Though I would ask why whether or not the protesters are armed or not makes any difference?  Why would you want to hold any kind of rally on the anniversary of the Oklahoma City bombing, especially if the rights you are espousing is one that the Oklahoma City bomber probably also advocated?  It is a difficult implication to evade, and there's a whole lot of other days of the year that Second Amendment rallies could be held (why, more than 300, by my count).

It is either intentional, or our critical facilities as a nation are on a marked decline.  Or both, duh.

Posted by mrbrent at 10:38 AM

sen. mcconnell's leadership

Brief thought!

I suggest that the reason GOP obstructionist efforts are star-crossed with regard to financial regulation reform is because the Senate Minority Leader, Mitch McConnell, is too ugly.  True, it's an untenable position that Sen. McConnell has taken, with his valiant populist stand for Wall Street, but at the same time McConnell is now the public face of the conflict with the White House.  That is bad for the GOP.

It's sad but true, but American politics has been largely governed by physical appearance.  Go back to the Nixon v. Kennedy TV debate if you want a good example (and perhaps the exegesis?).  And then try to remember a national race where the least attractive candidate won.  Americans want charisma and not sober expertise or wild enthusiasm.  Maybe it's a case of voters going for the visual shorthand, i.e. attractiveness, or some semblance of indicators of competence that are indicated by carriage/facial characteristics.  Can't really point a finger at that, right?

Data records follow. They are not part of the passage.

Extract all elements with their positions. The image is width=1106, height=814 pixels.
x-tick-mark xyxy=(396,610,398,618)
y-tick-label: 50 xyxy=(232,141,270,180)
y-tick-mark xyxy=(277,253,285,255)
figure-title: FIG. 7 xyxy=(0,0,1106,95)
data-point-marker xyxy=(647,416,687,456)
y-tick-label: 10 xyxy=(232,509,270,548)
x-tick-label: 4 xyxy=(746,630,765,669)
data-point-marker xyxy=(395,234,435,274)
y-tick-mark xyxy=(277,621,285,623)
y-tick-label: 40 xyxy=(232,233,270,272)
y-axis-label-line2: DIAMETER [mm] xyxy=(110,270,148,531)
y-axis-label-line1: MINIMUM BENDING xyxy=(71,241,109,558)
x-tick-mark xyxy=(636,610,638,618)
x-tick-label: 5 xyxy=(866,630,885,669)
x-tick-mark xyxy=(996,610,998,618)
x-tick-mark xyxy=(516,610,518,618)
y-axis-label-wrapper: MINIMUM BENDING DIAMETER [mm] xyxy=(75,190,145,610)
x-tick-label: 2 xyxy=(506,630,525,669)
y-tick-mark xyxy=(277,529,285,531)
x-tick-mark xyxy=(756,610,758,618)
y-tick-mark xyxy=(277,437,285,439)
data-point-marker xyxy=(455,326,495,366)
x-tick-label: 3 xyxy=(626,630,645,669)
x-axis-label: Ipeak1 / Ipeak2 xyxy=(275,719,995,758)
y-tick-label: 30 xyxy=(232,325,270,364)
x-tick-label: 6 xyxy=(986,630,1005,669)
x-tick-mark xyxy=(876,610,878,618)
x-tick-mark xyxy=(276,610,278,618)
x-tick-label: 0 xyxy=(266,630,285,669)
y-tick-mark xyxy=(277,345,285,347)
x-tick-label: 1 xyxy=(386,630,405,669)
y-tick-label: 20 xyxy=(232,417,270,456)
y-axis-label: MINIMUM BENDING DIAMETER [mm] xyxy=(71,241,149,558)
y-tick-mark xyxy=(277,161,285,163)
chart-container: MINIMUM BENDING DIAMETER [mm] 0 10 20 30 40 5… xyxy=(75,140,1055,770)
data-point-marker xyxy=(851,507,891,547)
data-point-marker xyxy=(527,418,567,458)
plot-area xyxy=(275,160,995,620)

But where we land at is, McConnell, and I'm sure he worked very hard to reach the leadership position he has, is not genetically fortunate enough to be the face of this or any other viable movement.  Apologies to his fans and family, but he is not an attractive man, with a mouth too small for his chinless face, and perpetually startled-looking eyes.  If you're wondering how health care reform passed, just imagine a stage with Sen. McConnell on one side and President Obama on the other, and then forget what the debate is actually about (like a real American) and then pick who wins.

Of course, I would not want to be subjected to this scrutiny of my own personal good-looks, plus also I'm not even remotely approaching comment on the merits of the senator's position.  I'm just saying — is Sen. McConnell someone you'd bet on in a national debate?